COPENHAGEN (Reuters) - Lundbeck agreed to buy Prexton Therapeutics, a specialist in treatments for brain disorders, in a deal potentially worth $1.1 billion, the Danish drugmaker said on Friday.
Prexton has drug candidate foliglurax in phase II testing for treatment of Parkinson’s disease, with first data expected to be available in the first half of 2019.
Lundbeck, which develops and distributes drugs for neurological and psychological diseases, said it would pay 100 million euros ($123 million) up front for Prexton and make up to 805 million euros in development, regulatory and sales milestones payments.
Prexton was founded in 2012 by Francois Conquet and M Ventures, the corporate venture arm of Merck KGaA. M Ventures had still been one of Prexton’s largest shareholders, a Merck KGaA spokesman said.

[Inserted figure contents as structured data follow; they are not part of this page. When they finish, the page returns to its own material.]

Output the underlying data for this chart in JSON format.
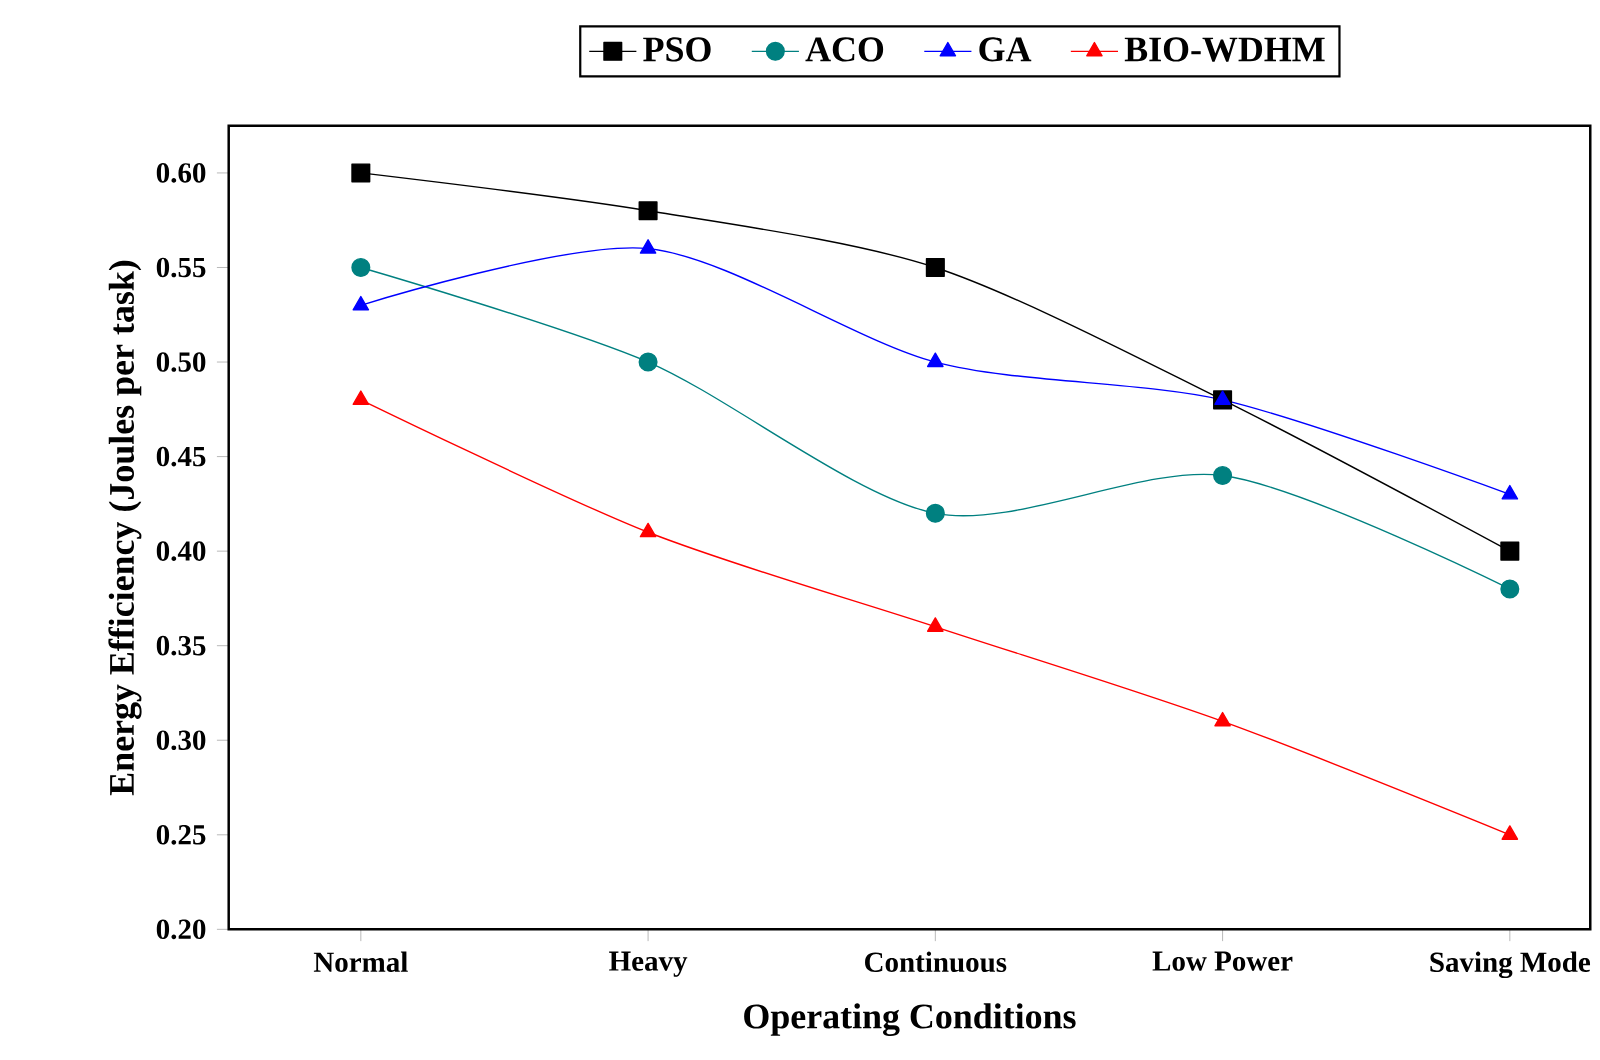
{
  "chart_data": {
    "type": "line",
    "xlabel": "Operating Conditions",
    "ylabel": "Energy Efficiency (Joules per task)",
    "categories": [
      "Normal",
      "Heavy",
      "Continuous",
      "Low Power",
      "Saving Mode"
    ],
    "series": [
      {
        "name": "PSO",
        "color": "#000000",
        "marker": "square",
        "values": [
          0.6,
          0.58,
          0.55,
          0.48,
          0.4
        ]
      },
      {
        "name": "ACO",
        "color": "#008080",
        "marker": "circle",
        "values": [
          0.55,
          0.5,
          0.42,
          0.44,
          0.38
        ]
      },
      {
        "name": "GA",
        "color": "#0000ff",
        "marker": "triangle",
        "values": [
          0.53,
          0.56,
          0.5,
          0.48,
          0.43
        ]
      },
      {
        "name": "BIO-WDHM",
        "color": "#ff0000",
        "marker": "triangle down",
        "values": [
          0.48,
          0.41,
          0.36,
          0.31,
          0.25
        ]
      }
    ],
    "ylim": [
      0.2,
      0.625
    ],
    "yticks": [
      {
        "value": 0.2,
        "label": "0.20"
      },
      {
        "value": 0.25,
        "label": "0.25"
      },
      {
        "value": 0.3,
        "label": "0.30"
      },
      {
        "value": 0.35,
        "label": "0.35"
      },
      {
        "value": 0.4,
        "label": "0.40"
      },
      {
        "value": 0.45,
        "label": "0.45"
      },
      {
        "value": 0.5,
        "label": "0.50"
      },
      {
        "value": 0.55,
        "label": "0.55"
      },
      {
        "value": 0.6,
        "label": "0.60"
      }
    ],
    "grid": false,
    "legend": "top",
    "line_style": "solid"
  }
}
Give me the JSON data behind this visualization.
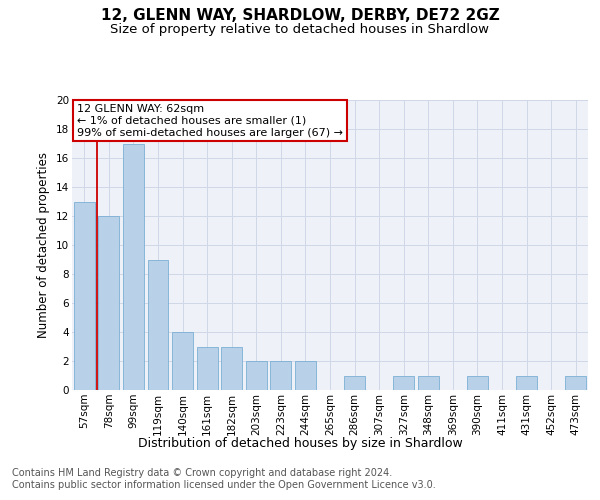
{
  "title1": "12, GLENN WAY, SHARDLOW, DERBY, DE72 2GZ",
  "title2": "Size of property relative to detached houses in Shardlow",
  "xlabel": "Distribution of detached houses by size in Shardlow",
  "ylabel": "Number of detached properties",
  "footer1": "Contains HM Land Registry data © Crown copyright and database right 2024.",
  "footer2": "Contains public sector information licensed under the Open Government Licence v3.0.",
  "categories": [
    "57sqm",
    "78sqm",
    "99sqm",
    "119sqm",
    "140sqm",
    "161sqm",
    "182sqm",
    "203sqm",
    "223sqm",
    "244sqm",
    "265sqm",
    "286sqm",
    "307sqm",
    "327sqm",
    "348sqm",
    "369sqm",
    "390sqm",
    "411sqm",
    "431sqm",
    "452sqm",
    "473sqm"
  ],
  "values": [
    13,
    12,
    17,
    9,
    4,
    3,
    3,
    2,
    2,
    2,
    0,
    1,
    0,
    1,
    1,
    0,
    1,
    0,
    1,
    0,
    1
  ],
  "bar_color": "#b8d0e8",
  "bar_edge_color": "#7bafd4",
  "annotation_box_color": "#cc0000",
  "annotation_line1": "12 GLENN WAY: 62sqm",
  "annotation_line2": "← 1% of detached houses are smaller (1)",
  "annotation_line3": "99% of semi-detached houses are larger (67) →",
  "ylim": [
    0,
    20
  ],
  "yticks": [
    0,
    2,
    4,
    6,
    8,
    10,
    12,
    14,
    16,
    18,
    20
  ],
  "grid_color": "#d0d8e8",
  "bg_color": "#eef2f8",
  "title1_fontsize": 11,
  "title2_fontsize": 9.5,
  "xlabel_fontsize": 9,
  "ylabel_fontsize": 8.5,
  "tick_fontsize": 7.5,
  "footer_fontsize": 7,
  "red_line_x": 0.5
}
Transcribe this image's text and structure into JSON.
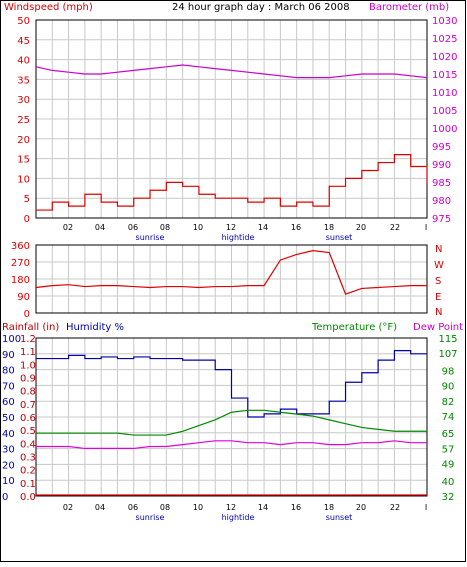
{
  "colors": {
    "red": "#dd0000",
    "magenta": "#cc00cc",
    "darkred": "#bb0000",
    "blue": "#0000aa",
    "green": "#008800",
    "pink": "#dd00dd",
    "grid": "#c8c8c8",
    "frame": "#000000"
  },
  "top": {
    "title": "24 hour graph day : March 06 2008",
    "left_label": "Windspeed (mph)",
    "right_label": "Barometer (mb)"
  },
  "middle": {
    "dir_labels": [
      "N",
      "W",
      "S",
      "E",
      "N"
    ]
  },
  "bottom": {
    "rainfall_label": "Rainfall (in)",
    "humidity_label": "Humidity %",
    "temperature_label": "Temperature (°F)",
    "dewpoint_label": "Dew Point"
  },
  "x_axis": {
    "ticks": [
      "02",
      "04",
      "06",
      "08",
      "10",
      "12",
      "14",
      "16",
      "18",
      "20",
      "22",
      "I"
    ],
    "sunrise": "sunrise",
    "hightide": "hightide",
    "sunset": "sunset"
  },
  "chart_data": [
    {
      "type": "line",
      "title": "24 hour graph day : March 06 2008",
      "x": [
        0,
        1,
        2,
        3,
        4,
        5,
        6,
        7,
        8,
        9,
        10,
        11,
        12,
        13,
        14,
        15,
        16,
        17,
        18,
        19,
        20,
        21,
        22,
        23,
        24
      ],
      "ylim_left": [
        0,
        50
      ],
      "ylim_right": [
        975,
        1030
      ],
      "yticks_left": [
        0,
        5,
        10,
        15,
        20,
        25,
        30,
        35,
        40,
        45,
        50
      ],
      "yticks_right": [
        975,
        980,
        985,
        990,
        995,
        1000,
        1005,
        1010,
        1015,
        1020,
        1025,
        1030
      ],
      "series": [
        {
          "name": "Windspeed (mph)",
          "axis": "left",
          "values": [
            2,
            4,
            3,
            6,
            4,
            3,
            5,
            7,
            9,
            8,
            6,
            5,
            5,
            4,
            5,
            3,
            4,
            3,
            8,
            10,
            12,
            14,
            16,
            13,
            9
          ]
        },
        {
          "name": "Barometer (mb)",
          "axis": "right",
          "values": [
            1017,
            1016,
            1015.5,
            1015,
            1015,
            1015.5,
            1016,
            1016.5,
            1017,
            1017.5,
            1017,
            1016.5,
            1016,
            1015.5,
            1015,
            1014.5,
            1014,
            1014,
            1014,
            1014.5,
            1015,
            1015,
            1015,
            1014.5,
            1014
          ]
        }
      ]
    },
    {
      "type": "line",
      "x": [
        0,
        1,
        2,
        3,
        4,
        5,
        6,
        7,
        8,
        9,
        10,
        11,
        12,
        13,
        14,
        15,
        16,
        17,
        18,
        19,
        20,
        21,
        22,
        23,
        24
      ],
      "ylim": [
        0,
        360
      ],
      "yticks": [
        0,
        90,
        180,
        270,
        360
      ],
      "series": [
        {
          "name": "Wind direction",
          "values": [
            135,
            145,
            150,
            140,
            145,
            145,
            140,
            135,
            140,
            140,
            135,
            140,
            140,
            145,
            145,
            280,
            310,
            330,
            320,
            100,
            130,
            135,
            140,
            145,
            145
          ]
        }
      ]
    },
    {
      "type": "line",
      "x": [
        0,
        1,
        2,
        3,
        4,
        5,
        6,
        7,
        8,
        9,
        10,
        11,
        12,
        13,
        14,
        15,
        16,
        17,
        18,
        19,
        20,
        21,
        22,
        23,
        24
      ],
      "ylim_left": [
        0,
        100
      ],
      "ylim_right": [
        32,
        115
      ],
      "yticks_left": [
        0,
        10,
        20,
        30,
        40,
        50,
        60,
        70,
        80,
        90,
        100
      ],
      "yticks_right": [
        32,
        40,
        49,
        57,
        65,
        74,
        82,
        90,
        98,
        107,
        115
      ],
      "yticks_rain": [
        0.0,
        0.1,
        0.2,
        0.3,
        0.4,
        0.5,
        0.6,
        0.7,
        0.8,
        0.9,
        1.0,
        1.1,
        1.2
      ],
      "series": [
        {
          "name": "Humidity %",
          "axis": "left",
          "values": [
            87,
            87,
            89,
            87,
            88,
            87,
            88,
            87,
            87,
            86,
            86,
            80,
            62,
            50,
            52,
            55,
            52,
            52,
            60,
            72,
            78,
            86,
            92,
            90,
            90
          ]
        },
        {
          "name": "Temperature (°F)",
          "axis": "right",
          "values": [
            65,
            65,
            65,
            65,
            65,
            65,
            64,
            64,
            64,
            66,
            69,
            72,
            76,
            77,
            77,
            76,
            75,
            74,
            72,
            70,
            68,
            67,
            66,
            66,
            66
          ]
        },
        {
          "name": "Dew Point",
          "axis": "right",
          "values": [
            58,
            58,
            58,
            57,
            57,
            57,
            57,
            58,
            58,
            59,
            60,
            61,
            61,
            60,
            60,
            59,
            60,
            60,
            59,
            59,
            60,
            60,
            61,
            60,
            60
          ]
        },
        {
          "name": "Rainfall (in)",
          "axis": "rain",
          "values": [
            0,
            0,
            0,
            0,
            0,
            0,
            0,
            0,
            0,
            0,
            0,
            0,
            0,
            0,
            0,
            0,
            0,
            0,
            0,
            0,
            0,
            0,
            0,
            0,
            0
          ]
        }
      ]
    }
  ]
}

Lundbeck said the deal would have no impact on its financial guidance for 2018.
“Parkinson is one of our focus areas, so this fits perfect into our strategy of buying early-stage drugs,” Lundbeck interim Chief Executive Anders Gotzsche told Reuters.
More than half of the 805 million euros in potential payments s connected to sales milestones, Lundbeck said.
“Several drugs are available on the market, but there is still unmet demand,” Gotzsche said.
Gotzsche, who stepped in as CEO after industry veteran Kare Schultz was hired by Teva in September, said Lundbeck aimed to add another one or two drugs in clinical testing phase to its portfolio this year.